I know you are not generally a cracker or bread kind of guy but I
do want to mention for the others' sake that the olive oil and
rosemary Triscuits are rather nice.

MMMMM-----Meal-Master - formatted by MMCONV  2.10

     Title: Tandir Non 
Categories: Uzbek, bread
  Servings: 12

    1.5 l  full fat milk
      5 TB olive oil (or any
           vegetable oil)
    1.5 TB salt
      1 TB sugar
      1 c  toasted sesame seeds
      1 ts baking soda 
      4 c  all purpose white flour
           Whole wheat flour as needed

Heat up milk and add in oil, sugar, salt. Stir well, until sugar and
salt dissolved completely. Take milk from heat and add in toasted
sesame seeds. Add in 4 cups of white flour and soda, finally mix
everything. Now slowly add in whole wheat flour, until you will form
soft, but not sticky dough. At the end, oil your hands and work you
dough for about 5 min. Cover and let it rest for 1 hour. Meanwhile,
prepare clay oven. Fire the wood and let it fire a while. At the
beginning, oven will be dark inside. You have to wait until it will
be light. Divide the dough for about 10 pieces or more, depending to
the size of the bread you want to bake. I made them small, so I
divided in 14 pieces.

Divide and work them into smooth balls, prepare your tools. When
oven is ready to bake, start shaping out your breads.
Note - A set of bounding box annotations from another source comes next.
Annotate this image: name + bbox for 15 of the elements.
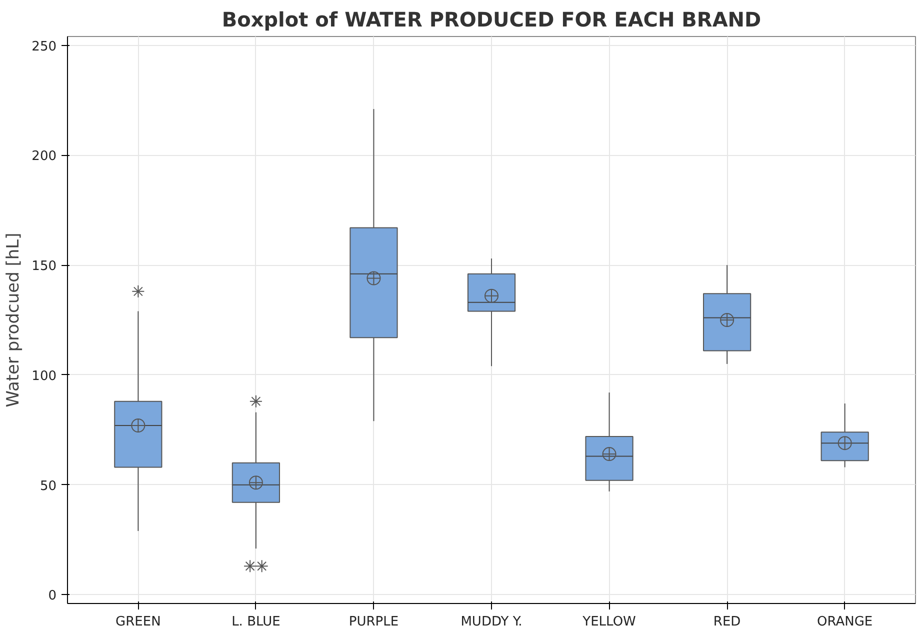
x-tick-label: PURPLE: [348, 614, 399, 630]
x-tick-label: MUDDY Y.: [460, 614, 522, 630]
x-tick-label: RED: [713, 614, 741, 630]
y-tick-label: 0: [48, 588, 57, 604]
x-tick-label: ORANGE: [817, 614, 873, 630]
y-tick-label: 100: [32, 368, 57, 384]
x-tick-label: L. BLUE: [232, 614, 280, 630]
y-tick-label: 50: [40, 478, 57, 494]
x-tick-label: YELLOW: [582, 614, 636, 630]
y-tick-label: 200: [32, 149, 57, 164]
y-tick-label: 150: [32, 259, 57, 274]
y-axis-title: Water prodcued [hL]: [4, 232, 24, 408]
y-tick-label: 250: [32, 39, 57, 54]
x-tick-label: GREEN: [116, 614, 161, 630]
chart-title: Boxplot of WATER PRODUCED FOR EACH BRAND: [222, 8, 762, 32]
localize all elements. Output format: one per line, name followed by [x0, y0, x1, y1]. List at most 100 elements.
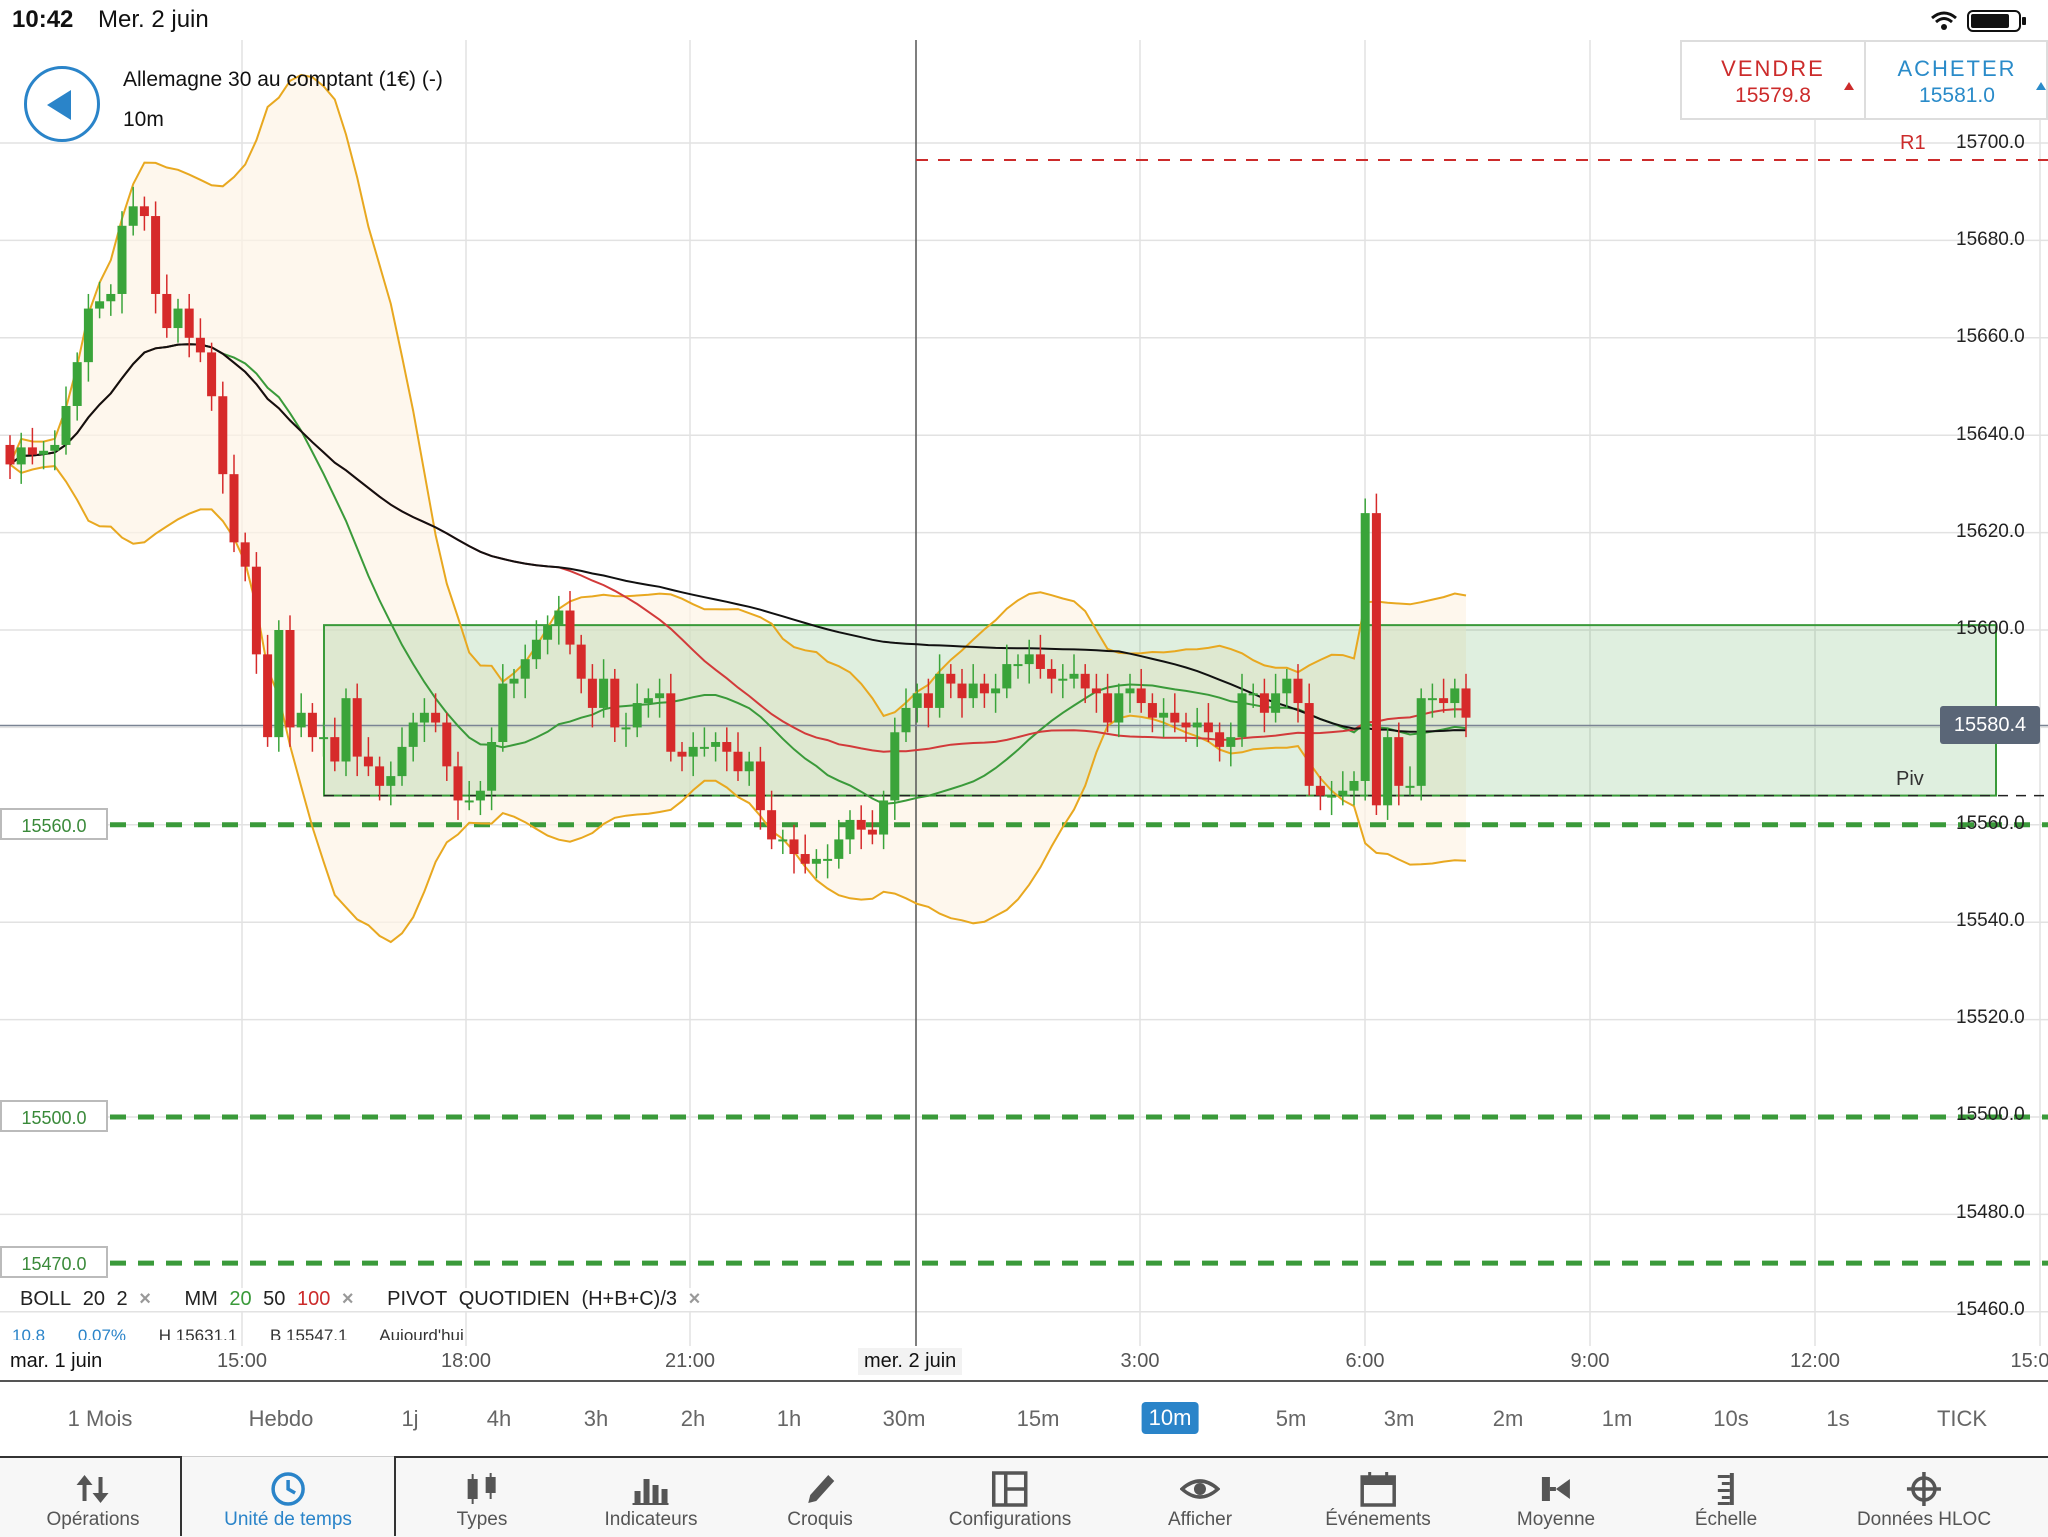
candle-body: [565, 610, 575, 645]
timeframe-hebdo[interactable]: Hebdo: [248, 1406, 314, 1431]
pencil-icon: [807, 1475, 834, 1503]
support-level-tag[interactable]: 15560.0: [0, 808, 108, 840]
candle-body: [1103, 693, 1113, 723]
price-axis-label: 15640.0: [1956, 424, 2025, 445]
price-axis-label: 15660.0: [1956, 326, 2025, 347]
candle-body: [1024, 654, 1034, 665]
candle-body: [1293, 678, 1303, 704]
pivot-label: Piv: [1896, 768, 1924, 790]
timeframe-2m[interactable]: 2m: [1492, 1406, 1524, 1431]
candle-body: [83, 308, 93, 363]
buy-label: ACHETER: [1897, 56, 2017, 81]
support-level-tag[interactable]: 15470.0: [0, 1246, 108, 1278]
price-axis-label: 15620.0: [1956, 521, 2025, 542]
support-level-tag[interactable]: 15500.0: [0, 1100, 108, 1132]
remove-mm-button[interactable]: ×: [341, 1288, 354, 1310]
time-axis-label: 3:00: [1120, 1350, 1160, 1372]
candle-body: [61, 405, 71, 445]
candle-body: [1136, 688, 1146, 704]
nav-indicators[interactable]: Indicateurs: [605, 1457, 697, 1537]
candle-body: [285, 630, 295, 728]
buy-button[interactable]: ACHETER 15581.0: [1866, 42, 2048, 118]
nav-divider: [394, 1456, 2048, 1458]
candle-body: [453, 766, 463, 801]
candle-body: [162, 293, 172, 329]
candle-body: [1203, 722, 1213, 733]
sell-price: 15579.8: [1735, 84, 1811, 107]
bottom-toolbar: Opérations Unité de temps Types Indicate…: [0, 1456, 2048, 1537]
nav-average[interactable]: Moyenne: [1517, 1457, 1595, 1537]
candle-body: [688, 746, 698, 757]
remove-boll-button[interactable]: ×: [139, 1288, 151, 1310]
nav-events[interactable]: Événements: [1325, 1457, 1431, 1537]
price-axis-label: 15600.0: [1956, 618, 2025, 639]
remove-pivot-button[interactable]: ×: [688, 1288, 701, 1310]
mm-label: MM: [184, 1288, 218, 1310]
timeframe-1s[interactable]: 1s: [1826, 1406, 1850, 1431]
candle-body: [1259, 693, 1269, 713]
timeframe-30m[interactable]: 30m: [882, 1406, 926, 1431]
candle-body: [39, 450, 49, 455]
nav-hloc-data[interactable]: Données HLOC: [1857, 1457, 1991, 1537]
candle-body: [1271, 693, 1281, 713]
timeframe-10s[interactable]: 10s: [1713, 1406, 1749, 1431]
mm-period-50: 50: [263, 1288, 286, 1310]
candle-body: [1159, 712, 1169, 718]
timeframe-4h[interactable]: 4h: [486, 1406, 512, 1431]
timeframe-10m[interactable]: 10m: [1141, 1402, 1199, 1434]
timeframe-bar: 1 Mois Hebdo 1j 4h 3h 2h 1h 30m 15m 10m …: [0, 1380, 2048, 1458]
timeframe-1m[interactable]: 1m: [1601, 1406, 1633, 1431]
r1-label: R1: [1900, 132, 1926, 154]
nav-sketch[interactable]: Croquis: [787, 1457, 853, 1537]
timeframe-5m[interactable]: 5m: [1275, 1406, 1307, 1431]
candle-body: [184, 308, 194, 338]
sell-label: VENDRE: [1721, 56, 1825, 81]
ruler-icon: [1717, 1473, 1734, 1505]
nav-time-unit[interactable]: Unité de temps: [224, 1457, 352, 1537]
nav-divider: [0, 1456, 180, 1458]
candle-body: [520, 659, 530, 679]
candle-body: [1215, 732, 1225, 747]
price-axis-label: 15680.0: [1956, 229, 2025, 250]
nav-configurations[interactable]: Configurations: [949, 1457, 1071, 1537]
candle-body: [845, 819, 855, 840]
candle-body: [218, 396, 228, 475]
nav-label: Croquis: [787, 1509, 853, 1530]
candle-body: [16, 447, 26, 465]
back-button[interactable]: [24, 66, 100, 142]
timeframe-3m[interactable]: 3m: [1383, 1406, 1415, 1431]
candle-body: [363, 756, 373, 767]
wifi-battery-icon: [1931, 10, 2026, 32]
candle-body: [587, 678, 597, 708]
moving-average-20: [9, 343, 1467, 805]
nav-show[interactable]: Afficher: [1168, 1457, 1232, 1537]
timeframe-2h[interactable]: 2h: [680, 1406, 706, 1431]
candle-body: [375, 766, 385, 786]
candle-body: [1002, 664, 1012, 689]
candle-body: [610, 678, 620, 728]
nav-scale[interactable]: Échelle: [1695, 1457, 1757, 1537]
price-axis-label: 15480.0: [1956, 1202, 2025, 1223]
sell-button[interactable]: VENDRE 15579.8: [1682, 42, 1866, 118]
nav-types[interactable]: Types: [456, 1457, 508, 1537]
candle-body: [1091, 688, 1101, 694]
timeframe-15m[interactable]: 15m: [1016, 1406, 1060, 1431]
mm-period-20: 20: [229, 1288, 252, 1310]
candle-body: [386, 776, 396, 786]
candle-body: [1315, 785, 1325, 796]
time-axis-label: 15:00: [216, 1350, 268, 1372]
nav-operations[interactable]: Opérations: [47, 1457, 139, 1537]
price-chart[interactable]: [0, 0, 2048, 1380]
timeframe-tick[interactable]: TICK: [1936, 1406, 1988, 1431]
timeframe-1-mois[interactable]: 1 Mois: [67, 1406, 133, 1431]
candle-body: [1181, 722, 1191, 728]
time-axis-label: 15:0: [2010, 1350, 2048, 1372]
stat-change-pct: 0.07%: [77, 1326, 127, 1340]
nav-label: Types: [456, 1509, 508, 1530]
timeframe-3h[interactable]: 3h: [583, 1406, 609, 1431]
nav-label: Unité de temps: [224, 1509, 352, 1530]
candle-body: [1226, 737, 1236, 747]
candle-body: [5, 444, 15, 465]
timeframe-1j[interactable]: 1j: [401, 1406, 419, 1431]
timeframe-1h[interactable]: 1h: [776, 1406, 802, 1431]
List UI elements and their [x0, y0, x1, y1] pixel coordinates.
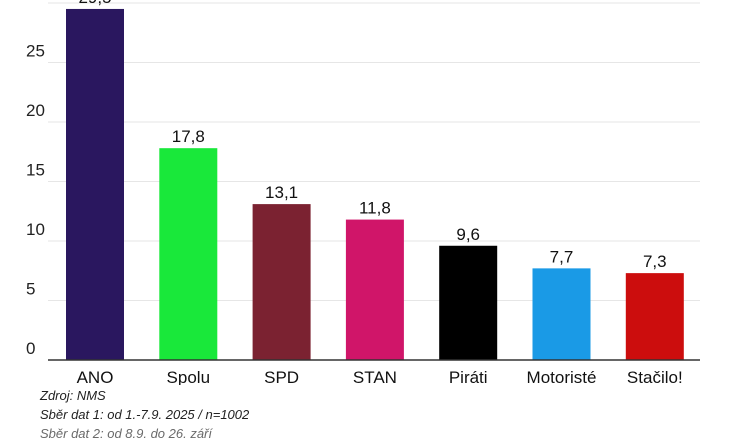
y-tick-label: 30: [26, 0, 45, 1]
collection-note-1: Sběr dat 1: od 1.-7.9. 2025 / n=1002: [40, 407, 250, 422]
bar-stan: [345, 219, 404, 360]
bar-sta-ilo: [625, 273, 684, 360]
data-labels: 29,5 17,8 13,1 11,8 9,6 7,7 7,3: [78, 0, 666, 271]
collection-note-2: Sběr dat 2: od 8.9. do 26. září: [40, 426, 213, 441]
data-label-pir-ti: 9,6: [456, 225, 480, 244]
category-label-pir-ti: Piráti: [449, 368, 488, 385]
bar-pir-ti: [439, 245, 498, 360]
data-label-ano: 29,5: [78, 0, 111, 7]
data-label-sta-ilo: 7,3: [643, 252, 667, 271]
category-label-stan: STAN: [353, 368, 397, 385]
bar-motorist: [532, 268, 591, 360]
y-tick-label: 5: [26, 280, 35, 299]
data-label-motorist: 7,7: [550, 247, 574, 266]
bar-ano: [66, 8, 124, 360]
y-tick-label: 0: [26, 339, 35, 358]
y-tick-label: 25: [26, 42, 45, 61]
x-axis-categories: ANO Spolu SPD STAN Piráti Motoristé Stačilo!: [77, 368, 683, 385]
bar-chart: 0 5 10 15 20 25 30 29,5 17,8 13,1 11,8 9,6 7,7 7,3 A…: [26, 0, 700, 385]
gridlines: [48, 2, 700, 301]
data-label-spolu: 17,8: [172, 127, 205, 146]
bars: [66, 8, 684, 360]
bar-spolu: [159, 148, 218, 360]
category-label-motorist: Motoristé: [527, 368, 597, 385]
category-label-sta-ilo: Stačilo!: [627, 368, 683, 385]
y-tick-label: 10: [26, 220, 45, 239]
y-tick-label: 20: [26, 101, 45, 120]
bar-spd: [252, 204, 311, 360]
y-tick-label: 15: [26, 161, 45, 180]
data-label-stan: 11,8: [359, 199, 391, 218]
category-label-spolu: Spolu: [167, 368, 210, 385]
source-note: Zdroj: NMS: [40, 388, 106, 403]
y-axis-ticks: 0 5 10 15 20 25 30: [26, 0, 45, 358]
category-label-ano: ANO: [77, 368, 114, 385]
chart-notes: Zdroj: NMS Sběr dat 1: od 1.-7.9. 2025 /…: [40, 386, 249, 443]
category-label-spd: SPD: [264, 368, 299, 385]
data-label-spd: 13,1: [265, 183, 298, 202]
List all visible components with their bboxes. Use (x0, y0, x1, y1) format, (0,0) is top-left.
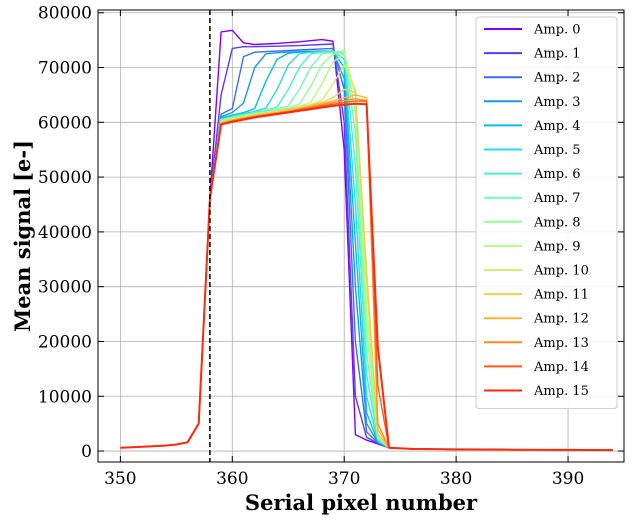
y-tick-label-1: 10000 (38, 387, 92, 407)
legend-label-1: Amp. 1 (533, 47, 581, 62)
series-line-15 (120, 102, 613, 452)
plot-frame (97, 9, 625, 463)
legend-label-4: Amp. 4 (533, 119, 581, 134)
legend-label-8: Amp. 8 (533, 215, 581, 230)
legend-label-0: Amp. 0 (533, 23, 581, 38)
y-tick-label-2: 20000 (38, 332, 92, 352)
series-lines (120, 29, 613, 452)
x-tick-label-4: 390 (552, 469, 584, 489)
x-tick-label-2: 370 (328, 469, 360, 489)
legend-label-5: Amp. 5 (533, 143, 581, 158)
axis-ticks: 350 360 370 380 390 0 10000 20000 30000 40000 5000… (38, 4, 624, 489)
y-axis-unit: [e-] (10, 140, 35, 182)
x-tick-label-0: 350 (104, 469, 136, 489)
legend: Amp. 0 Amp. 1 Amp. 2 Amp. 3 Amp. 4 Amp. 5 Amp.… (475, 16, 618, 410)
y-tick-label-6: 60000 (38, 113, 92, 133)
legend-label-10: Amp. 10 (533, 264, 589, 279)
x-axis-label: Serial pixel number (245, 490, 478, 515)
y-axis-label-text: Mean signal (10, 188, 35, 332)
y-tick-label-7: 70000 (38, 59, 92, 79)
legend-box (475, 16, 618, 410)
y-tick-label-3: 30000 (38, 278, 92, 298)
legend-label-9: Amp. 9 (533, 239, 581, 254)
y-tick-label-0: 0 (81, 442, 92, 462)
x-tick-label-3: 380 (440, 469, 472, 489)
legend-label-3: Amp. 3 (533, 95, 581, 110)
legend-label-6: Amp. 6 (533, 167, 581, 182)
x-tick-label-1: 360 (216, 469, 248, 489)
legend-label-7: Amp. 7 (533, 191, 581, 206)
legend-label-15: Amp. 15 (533, 384, 589, 399)
y-tick-label-8: 80000 (38, 4, 92, 24)
y-axis-label: Mean signal [e-] (10, 140, 35, 332)
legend-label-2: Amp. 2 (533, 71, 581, 86)
y-tick-label-5: 50000 (38, 168, 92, 188)
legend-label-11: Amp. 11 (533, 288, 589, 303)
legend-label-14: Amp. 14 (533, 360, 589, 375)
y-tick-label-4: 40000 (38, 223, 92, 243)
legend-label-12: Amp. 12 (533, 312, 589, 327)
legend-label-13: Amp. 13 (533, 336, 589, 351)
You will need
a special tool called "rapida" to put your bread on it and stick it
into the walls of the oven. Before sticking the bread, you have to
grease the back of it with a little bit of water, just to make it
sticky enough. 

Now, stick it to the oven's wall. When bread is golden-brown in
color, it is ready. You will have to take it carefully. Always keep
your face out or you can burn out your eyelashes:) Also take care of
your hands, wear something with long sleeves and wear also cotton
gloves. Believe me it is fun and great experience, one must have in
his/her life:)! Oh, I forgot to tell you about potatoes! After we
were done with our breads, we buried some potatoes in that remaining
coal, waited a while and then enjoyed delicious and flavorful
potatoes!  

  From: Malika Sharipova In The Art Of Uzbek Cuisine
 
MMMMM-------------------------------------------------

YK Jim


... I am not drawn to terrible novelty items from fast food chains.